Selon l'article 150 U du code général des impôts :
  • Les plus-values réalisées par les personnes physiques ou les sociétés ou groupements qui relèvent des articles 8 à 8 ter, lors de la cession à titre onéreux de biens immobiliers bâtis ou non bâtis ou de droits relatifs à ces biens, sont passibles de l'impôt sur le revenu dans les conditions prévues aux articles 150 V à 150 VH.
  •  
  • Les dispositions du I ne s'appliquent pas aux immeubles, aux parties d'immeubles ou aux droits relatifs à ces biens qui constituent la résidence principale du cédant au jour de la cession. Sont considérés comme résidence principale au sens de ces dispositions les immeubles qui constituent la résidence habituelle et effective du propriétaire au jour de la cession.
Par ailleurs, sous réserve des cas où la loi attribue la charge de la preuve au contribuable, il appartient au juge de l'impôt, au d'apprécier si un contribuable remplit les conditions légales d'une exonération.
 

Un contribuable a vu remettre en cause de l'exonération de la plus-value de cession d'un immeuble au motif que celui-ci ne constituait pas sa résidence principale à la date de la cession. La maison, qu'il avait construite lui-même, et cédée en avril 2011, constituait, selon lui, à cette date, sa résidence principale et la plus-value réalisée pouvait bénéficier de l'exonération d'imposition prévue au 1° du II de l'article 150 U du code général des impôts.

Le contribuable faisait également valoir, sur le fondement de l'article L. 80 A du livre des procédures fiscales, le paragraphe 190 de l'instruction BOI-RFPI-PVI-10-40-10 du 12 septembre 2012 en faisant valoir que le délai entre la mise en vente et la vente effective était inférieur à un an.
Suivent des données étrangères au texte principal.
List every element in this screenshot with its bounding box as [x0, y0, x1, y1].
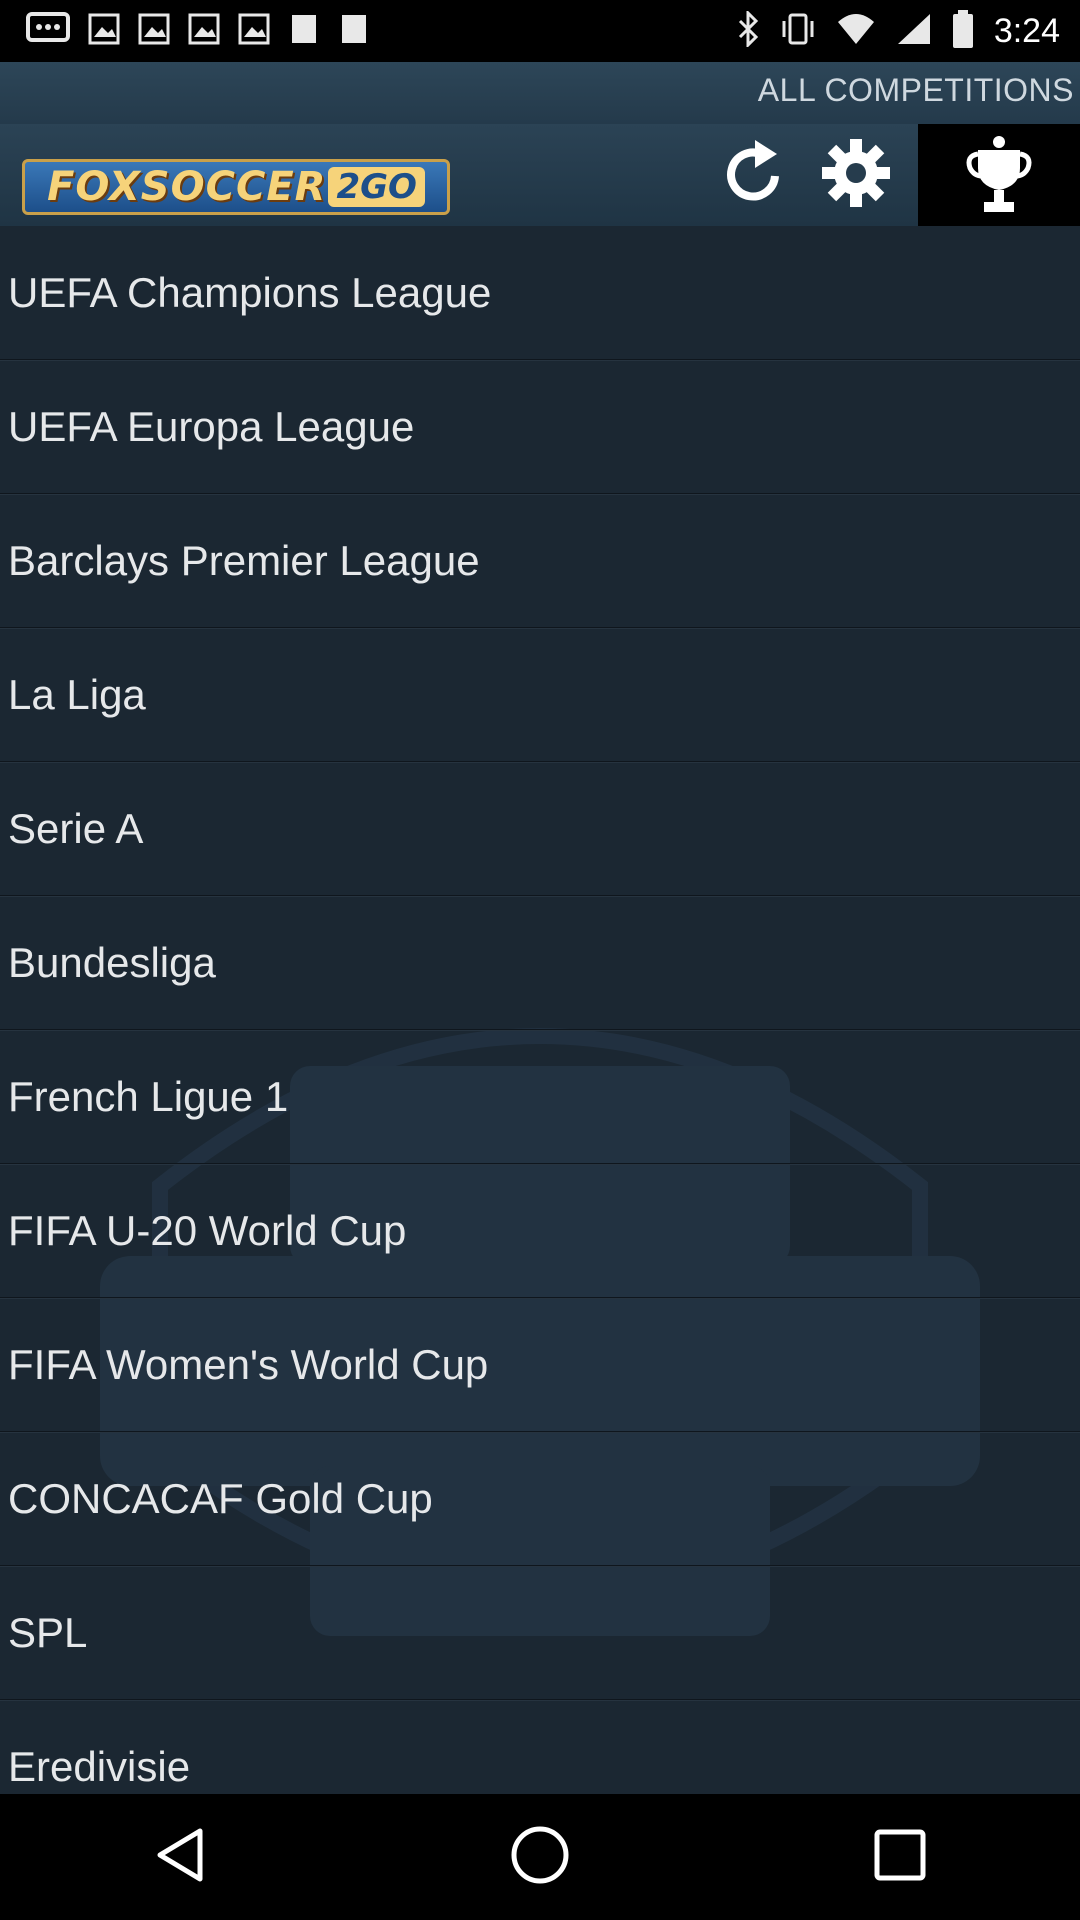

De son côté, la Cour a relevé une série d’indices de nature à prouver que le logement ne pouvait constituer la résidence principale du contribuable. En premier lieu, la cuisine de la maison n’était ni équipée ni aménagée Par ailleurs, les meubles meublants avaient fait l’objet d’une saisie-vente par acte d’huissier en septembre 2010 alors que la maison n’a été cédée qu’en avril 2011. Le contribuable n’avait en outre, consommé que 17 m3 d’eau et son relevé de situation Pôle Emploi pour la période du 7 septembre 2010 et celui du 20 janvier 2011 pour la déclaration fiscale des revenus de 2010 n’avait pas été envoyé à l’adresse où est située la maison mais à celle de ses parents.
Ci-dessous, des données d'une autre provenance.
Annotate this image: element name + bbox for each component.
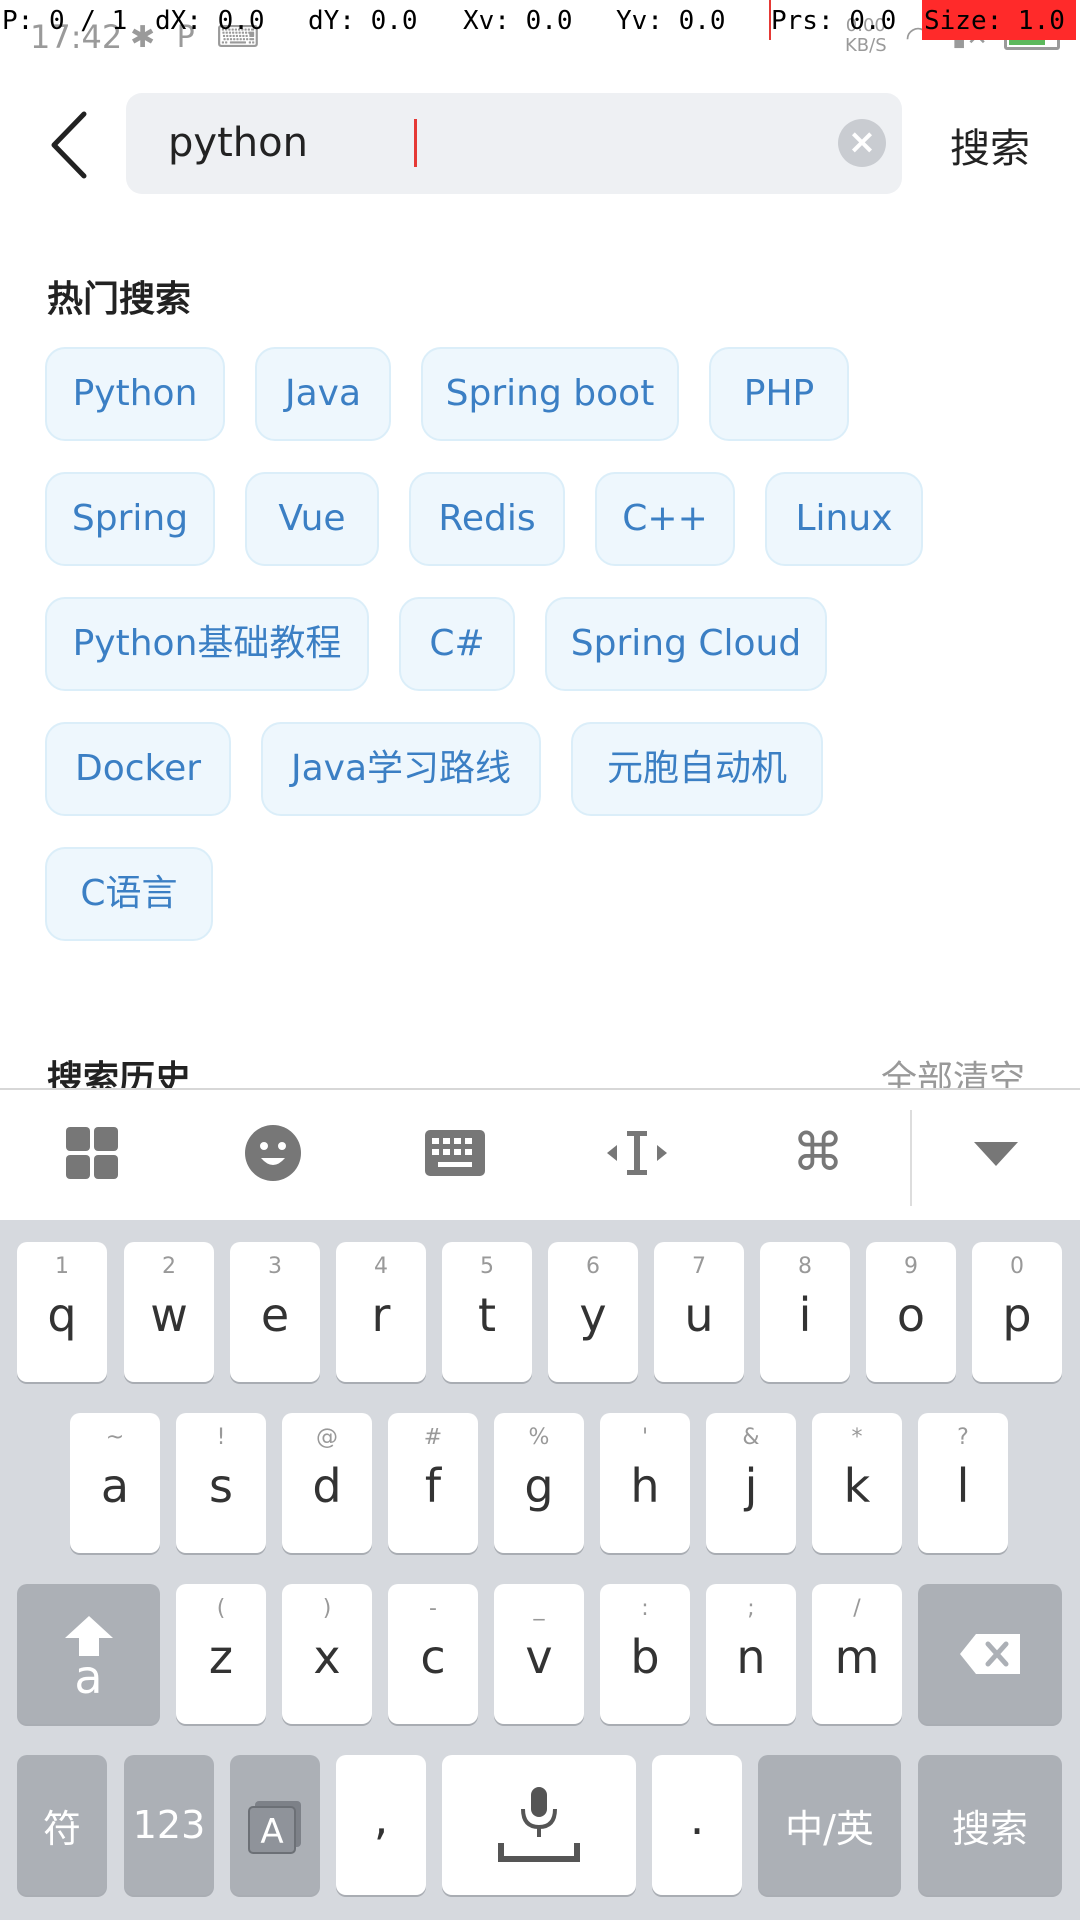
hot-tag[interactable]: 元胞自动机 — [571, 722, 823, 816]
font-a-icon: A — [248, 1801, 301, 1854]
hot-tag[interactable]: Java — [255, 347, 391, 441]
hot-tag[interactable]: C# — [399, 597, 515, 691]
enter-search-key[interactable]: 搜索 — [918, 1755, 1062, 1895]
key-v[interactable]: _ v — [494, 1584, 584, 1724]
clear-icon[interactable]: × — [838, 119, 886, 167]
key-u[interactable]: 7u — [654, 1242, 744, 1382]
hot-tag[interactable]: Python — [45, 347, 225, 441]
key-l[interactable]: ? l — [918, 1413, 1008, 1553]
hot-tag[interactable]: Docker — [45, 722, 231, 816]
toolbar-divider — [910, 1110, 912, 1206]
collapse-keyboard-icon[interactable] — [961, 1118, 1031, 1188]
key-z[interactable]: (z — [176, 1584, 266, 1724]
debug-prs: Prs: 0.0 — [771, 6, 897, 36]
search-box[interactable]: × — [126, 93, 902, 194]
key-d[interactable]: @ d — [282, 1413, 372, 1553]
emoji-icon[interactable] — [238, 1118, 308, 1188]
microphone-icon — [498, 1787, 580, 1862]
svg-text:A: A — [260, 1812, 283, 1852]
chevron-left-icon — [51, 111, 87, 179]
key-j[interactable]: & j — [706, 1413, 796, 1553]
key-e[interactable]: 3e — [230, 1242, 320, 1382]
debug-xv: Xv: 0.0 — [463, 6, 573, 36]
debug-size: Size: 1.0 — [924, 6, 1065, 36]
hot-tag[interactable]: Linux — [765, 472, 923, 566]
hot-tag[interactable]: Vue — [245, 472, 379, 566]
shift-key[interactable]: a — [17, 1584, 160, 1724]
key-n[interactable]: ; n — [706, 1584, 796, 1724]
space-key[interactable] — [442, 1755, 636, 1895]
grid-menu-icon[interactable] — [57, 1118, 127, 1188]
hot-tag[interactable]: C语言 — [45, 847, 213, 941]
key-r[interactable]: 4r — [336, 1242, 426, 1382]
key-a[interactable]: ~ a — [70, 1413, 160, 1553]
comma-key[interactable]: , — [336, 1755, 426, 1895]
back-button[interactable] — [40, 100, 100, 190]
key-t[interactable]: 5t — [442, 1242, 532, 1382]
backspace-key[interactable] — [918, 1584, 1062, 1724]
debug-dy: dY: 0.0 — [308, 6, 418, 36]
handwriting-key[interactable]: A — [230, 1755, 320, 1895]
period-key[interactable]: . — [652, 1755, 742, 1895]
search-button[interactable]: 搜索 — [950, 116, 1030, 174]
hot-tag[interactable]: PHP — [709, 347, 849, 441]
key-k[interactable]: * k — [812, 1413, 902, 1553]
cursor-move-icon[interactable] — [602, 1118, 672, 1188]
keyboard-icon[interactable] — [420, 1118, 490, 1188]
hot-tag[interactable]: Java学习路线 — [261, 722, 541, 816]
symbols-key[interactable]: 符 — [17, 1755, 107, 1895]
hot-tag[interactable]: Spring Cloud — [545, 597, 827, 691]
text-caret — [414, 119, 417, 167]
key-w[interactable]: 2w — [124, 1242, 214, 1382]
key-i[interactable]: 8i — [760, 1242, 850, 1382]
key-b[interactable]: :b — [600, 1584, 690, 1724]
debug-yv: Yv: 0.0 — [616, 6, 726, 36]
key-q[interactable]: 1q — [17, 1242, 107, 1382]
key-p[interactable]: 0p — [972, 1242, 1062, 1382]
key-g[interactable]: % g — [494, 1413, 584, 1553]
key-o[interactable]: 9o — [866, 1242, 956, 1382]
shift-key-label: a — [74, 1650, 103, 1704]
hot-tag[interactable]: Spring boot — [421, 347, 679, 441]
language-switch-key[interactable]: 中/英 — [758, 1755, 901, 1895]
debug-p: P: 0 / 1 — [2, 6, 128, 36]
keyboard-toolbar: ⌘ — [0, 1088, 1080, 1220]
search-input[interactable] — [168, 111, 768, 175]
key-c[interactable]: -c — [388, 1584, 478, 1724]
hot-tag[interactable]: Redis — [409, 472, 565, 566]
hot-tag[interactable]: Python基础教程 — [45, 597, 369, 691]
key-h[interactable]: ' h — [600, 1413, 690, 1553]
key-x[interactable]: ) x — [282, 1584, 372, 1724]
key-m[interactable]: / m — [812, 1584, 902, 1724]
key-s[interactable]: ! s — [176, 1413, 266, 1553]
numbers-key[interactable]: 123 — [124, 1755, 214, 1895]
soft-keyboard: 1q 2w 3e 4r 5t 6y 7u 8i 9o 0p ~ a ! s @ d #… — [0, 1220, 1080, 1920]
pointer-debug-overlay: P: 0 / 1 dX: 0.0 dY: 0.0 Xv: 0.0 Yv: 0.0… — [0, 0, 1080, 40]
key-f[interactable]: # f — [388, 1413, 478, 1553]
debug-dx: dX: 0.0 — [155, 6, 265, 36]
hot-search-title: 热门搜索 — [47, 279, 192, 320]
command-icon[interactable]: ⌘ — [783, 1118, 853, 1188]
backspace-icon — [960, 1634, 1020, 1674]
hot-tag[interactable]: Spring — [45, 472, 215, 566]
key-y[interactable]: 6y — [548, 1242, 638, 1382]
hot-tag[interactable]: C++ — [595, 472, 735, 566]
C’est donc sur cette base que la Cour a confirmé la position de l’administration fiscale refusant d’appliquer à la plus-value de cession réalisée l’exonération d’impôt prévue au titre de la résidence principale.
 
Il ressort de cet arrêt que le bénéfice de l’exonération d’impôt sur le revenu concernant la plus-value réalisée au titre de la résidence principale nécessite une analyse au cas par cas et dépend des circonstances de fait. L’exonération peut être remise en cause sur la base d’indices dont l’administration fiscale peut facilement avoir connaissance.